Saturday, June 9th, 2007

I’ve had a belief for quite a while now that Linux, unlike other types of systems, was unable to produce any I/O SNMP information. I only recently found out that it was partially true – all production-level distros, such as RedHat (and Centos, for that matter) were unable to produce any output for any SNMP DISKIO queries.

I had found a bugzilla entry about it, so I raise the glove in a request to any of the maintainers of an RH-compatible repositories to recompile (and maintain, of course) an alternate net-snmp package which supports diskio.

Meanwhile, I have found this blog post, which offers an alternate (and quite clumsy, yet working) solution to the disk performance measurement issue in Linux.

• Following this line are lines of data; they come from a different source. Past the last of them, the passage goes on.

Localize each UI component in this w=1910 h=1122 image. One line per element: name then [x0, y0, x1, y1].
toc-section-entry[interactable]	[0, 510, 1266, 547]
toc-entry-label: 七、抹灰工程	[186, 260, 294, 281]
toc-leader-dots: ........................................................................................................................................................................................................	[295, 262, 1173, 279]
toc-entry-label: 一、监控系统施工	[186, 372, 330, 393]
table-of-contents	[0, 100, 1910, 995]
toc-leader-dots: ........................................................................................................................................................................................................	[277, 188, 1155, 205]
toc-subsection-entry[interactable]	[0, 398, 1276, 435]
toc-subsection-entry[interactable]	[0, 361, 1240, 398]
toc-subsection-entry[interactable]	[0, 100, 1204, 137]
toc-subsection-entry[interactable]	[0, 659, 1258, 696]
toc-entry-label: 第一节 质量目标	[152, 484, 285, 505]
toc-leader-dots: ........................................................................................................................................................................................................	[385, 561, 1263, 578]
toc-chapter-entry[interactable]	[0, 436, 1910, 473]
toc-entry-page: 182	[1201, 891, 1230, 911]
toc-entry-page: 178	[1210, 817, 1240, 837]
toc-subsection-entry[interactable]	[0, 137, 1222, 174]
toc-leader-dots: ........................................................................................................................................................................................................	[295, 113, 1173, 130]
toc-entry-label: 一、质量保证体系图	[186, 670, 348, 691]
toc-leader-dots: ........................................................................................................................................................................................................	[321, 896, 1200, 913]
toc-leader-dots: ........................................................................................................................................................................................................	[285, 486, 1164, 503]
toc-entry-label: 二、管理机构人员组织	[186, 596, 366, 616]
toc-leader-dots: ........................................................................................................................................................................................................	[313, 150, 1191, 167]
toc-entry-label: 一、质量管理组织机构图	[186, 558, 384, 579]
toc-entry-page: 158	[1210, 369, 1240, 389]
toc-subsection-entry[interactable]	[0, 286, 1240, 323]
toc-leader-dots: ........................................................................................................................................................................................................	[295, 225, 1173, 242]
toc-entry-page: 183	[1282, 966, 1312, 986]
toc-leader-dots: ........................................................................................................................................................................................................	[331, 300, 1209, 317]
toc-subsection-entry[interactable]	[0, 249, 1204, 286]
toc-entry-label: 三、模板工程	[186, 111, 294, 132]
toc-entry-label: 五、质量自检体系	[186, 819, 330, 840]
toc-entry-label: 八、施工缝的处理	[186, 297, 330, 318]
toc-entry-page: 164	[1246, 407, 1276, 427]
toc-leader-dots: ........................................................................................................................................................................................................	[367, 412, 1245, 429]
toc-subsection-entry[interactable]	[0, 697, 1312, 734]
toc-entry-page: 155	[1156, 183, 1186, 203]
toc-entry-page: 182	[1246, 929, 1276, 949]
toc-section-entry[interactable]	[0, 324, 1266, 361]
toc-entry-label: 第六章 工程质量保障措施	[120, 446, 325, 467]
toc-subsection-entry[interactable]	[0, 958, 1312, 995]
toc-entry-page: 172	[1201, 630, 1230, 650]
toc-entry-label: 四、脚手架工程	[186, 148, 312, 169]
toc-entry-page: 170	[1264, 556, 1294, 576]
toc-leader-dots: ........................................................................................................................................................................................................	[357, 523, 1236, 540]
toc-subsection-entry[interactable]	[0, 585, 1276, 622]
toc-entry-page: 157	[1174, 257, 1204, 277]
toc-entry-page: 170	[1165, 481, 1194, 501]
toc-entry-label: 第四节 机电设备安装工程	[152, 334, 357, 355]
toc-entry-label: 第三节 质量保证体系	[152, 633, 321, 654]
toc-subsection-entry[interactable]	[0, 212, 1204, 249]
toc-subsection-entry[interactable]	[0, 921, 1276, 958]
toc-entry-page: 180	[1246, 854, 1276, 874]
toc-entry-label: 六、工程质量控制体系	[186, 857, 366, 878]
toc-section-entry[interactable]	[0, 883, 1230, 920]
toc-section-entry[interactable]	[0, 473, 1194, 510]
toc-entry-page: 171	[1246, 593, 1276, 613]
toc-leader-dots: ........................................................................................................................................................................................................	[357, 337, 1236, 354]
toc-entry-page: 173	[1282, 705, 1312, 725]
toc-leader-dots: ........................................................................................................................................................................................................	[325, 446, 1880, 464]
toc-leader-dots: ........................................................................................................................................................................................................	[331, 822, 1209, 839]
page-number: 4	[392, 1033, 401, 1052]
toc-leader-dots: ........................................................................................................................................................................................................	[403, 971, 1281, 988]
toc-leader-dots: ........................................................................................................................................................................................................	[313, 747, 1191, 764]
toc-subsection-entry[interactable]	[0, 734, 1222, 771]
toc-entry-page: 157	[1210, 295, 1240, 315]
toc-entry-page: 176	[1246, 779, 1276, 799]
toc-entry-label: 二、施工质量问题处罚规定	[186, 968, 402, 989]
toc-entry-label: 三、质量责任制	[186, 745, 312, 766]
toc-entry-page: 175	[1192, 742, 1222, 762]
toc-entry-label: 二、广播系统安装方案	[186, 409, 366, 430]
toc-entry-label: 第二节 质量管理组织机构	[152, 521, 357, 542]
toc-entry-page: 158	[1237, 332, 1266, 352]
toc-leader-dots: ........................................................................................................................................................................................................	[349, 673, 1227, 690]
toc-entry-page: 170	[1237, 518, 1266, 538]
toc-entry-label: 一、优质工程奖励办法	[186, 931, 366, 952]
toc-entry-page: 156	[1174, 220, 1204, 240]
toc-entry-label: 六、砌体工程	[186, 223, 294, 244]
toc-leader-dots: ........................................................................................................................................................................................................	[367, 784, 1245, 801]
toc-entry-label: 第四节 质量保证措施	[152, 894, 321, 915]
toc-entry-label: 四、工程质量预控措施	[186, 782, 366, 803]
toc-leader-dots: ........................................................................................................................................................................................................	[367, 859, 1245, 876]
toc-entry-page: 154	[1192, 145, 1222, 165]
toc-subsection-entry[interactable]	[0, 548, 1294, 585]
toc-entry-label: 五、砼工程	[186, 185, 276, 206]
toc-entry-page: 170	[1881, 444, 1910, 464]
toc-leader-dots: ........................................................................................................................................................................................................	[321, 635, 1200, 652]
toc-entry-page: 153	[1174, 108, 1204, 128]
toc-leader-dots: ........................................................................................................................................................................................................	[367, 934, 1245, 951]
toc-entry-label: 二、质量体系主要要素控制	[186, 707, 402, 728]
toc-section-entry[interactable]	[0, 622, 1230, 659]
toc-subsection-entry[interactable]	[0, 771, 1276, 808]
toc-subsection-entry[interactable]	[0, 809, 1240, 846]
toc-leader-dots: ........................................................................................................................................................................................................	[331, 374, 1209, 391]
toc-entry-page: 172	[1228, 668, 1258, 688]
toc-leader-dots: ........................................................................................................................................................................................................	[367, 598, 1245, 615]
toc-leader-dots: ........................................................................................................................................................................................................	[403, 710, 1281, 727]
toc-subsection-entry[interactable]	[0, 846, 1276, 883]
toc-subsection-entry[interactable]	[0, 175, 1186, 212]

I haven’t tried it yet, but I will, rather soon.

—Update—

I have used the script from the blog post mentioned above, and it works.

Speed could be an issue. Comparing two servers the speed differential was amazing.

Both servers are connected on the same switch as the server running the query is connected. Server1 has a P2 233MHz CPU, while Server2 has a dual 2.8GHz Xion CPU.

~$ time snmpwalk -c COMMUNITY -v2c Server1 1.3.6.1.4.1.2021.13.15 > /dev/null

real 0m0.311s
user 0m0.024s
sys 0m0.020s

~$ time snmpwalk -c COMMUNITY -v2c Server2 1.3.6.1.4.1.2021.13.15 > /dev/null

real 0m8.303s
user 0m0.044s
sys 0m0.012s

Looks like a huge difference. However, I believe it’s currently good enough for me.